Beyond history: Racial emancipation and ethics in apartheid sport

Abstract
Social historians confront a paradox. Working within a framework of modernist-inspired, empirical-analytical history, they conceive their narratives arising from objective evidence. But the narrative choices they make with respect to content (i.e. facts, concepts, context) and form (i.e. metaphors, emplotment, focalization) reveal their general commitment to emancipation and the liberation of minority groups and women from oppression and subjugation. Unquestionably a noble ideal, emancipation is also an ethical value which compounds the paradox of social history. According to the moral philosopher Emmanuel Levinas, ethics reside in the face-to-face encounter with the other and the choices these evoke, and access to these encounters in the past are found in what he called traces, unverifiable marks of the other.

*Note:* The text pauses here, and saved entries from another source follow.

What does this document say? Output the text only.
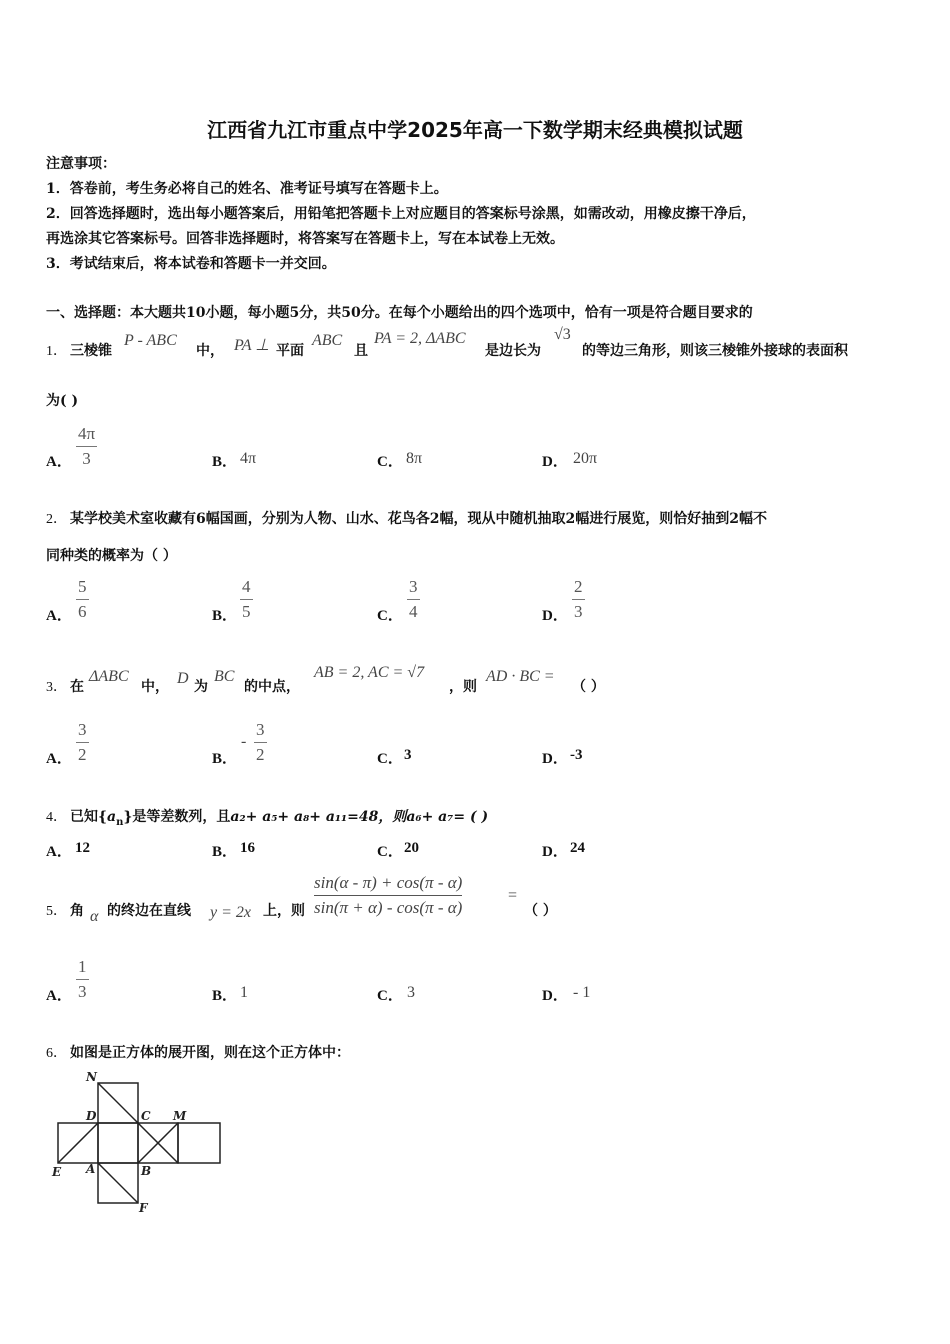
江西省九江市重点中学2025年高一下数学期末经典模拟试题
注意事项：
1．答卷前，考生务必将自己的姓名、准考证号填写在答题卡上。
2．回答选择题时，选出每小题答案后，用铅笔把答题卡上对应题目的答案标号涂黑，如需改动，用橡皮擦干净后，
再选涂其它答案标号。回答非选择题时，将答案写在答题卡上，写在本试卷上无效。
3．考试结束后，将本试卷和答题卡一并交回。
一、选择题：本大题共10小题，每小题5分，共50分。在每个小题给出的四个选项中，恰有一项是符合题目要求的
1． 三棱锥
P - ABC
中， PA ⊥ 平面
ABC
且
PA = 2, ΔABC
是边长为
√3
的等边三角形，则该三棱锥外接球的表面积
为( )
A．
4π
3	B． 4π	C． 8π	D． 20π
2． 某学校美术室收藏有6幅国画，分别为人物、山水、花鸟各2幅，现从中随机抽取2幅进行展览，则恰好抽到2幅不
同种类的概率为（ ）
A．
5
6	B．
4
5	C．
3
4	D．
2
3
3． 在
ΔABC
中， D 为
BC
的中点，
AB = 2, AC = √7
，则
AD · BC =
（ ）
A．
3
2	B．
-
3
2	C． 3	D． -3
4． 已知$\{a_n\}$是等差数列，且a₂+ a₅+ a₈+ a₁₁=48，则a₆+ a₇= ( )
A． 12	B． 16	C． 20	D． 24
5． 角 α 的终边在直线 y = 2x 上，则
sin(α - π) + cos(π - α)
sin(π + α) - cos(π - α)
=
（ ）
A．
1
3	B． 1	C． 3	D． - 1
6． 如图是正方体的展开图，则在这个正方体中：
N
D	C M
E A	B
F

Social historians have no shortage of traces from which to choose in composing their narratives. But modernist-inspired history's insistence on verification and its preference for abstraction (i.e. to represent the singular, unique, face-to-face encounter as an example of a concept), runs contrary to the idea of emancipation by virtue of the tendency to silence the voice of the other. Using the example of racism in apartheid and post-apartheid South African sport, I argue that social historians should step beyond the logic and reason of modernist-inspired history into the realm of narratives which engage face-to-face encounters with the other and which foster thinking about witnessing and responsibility.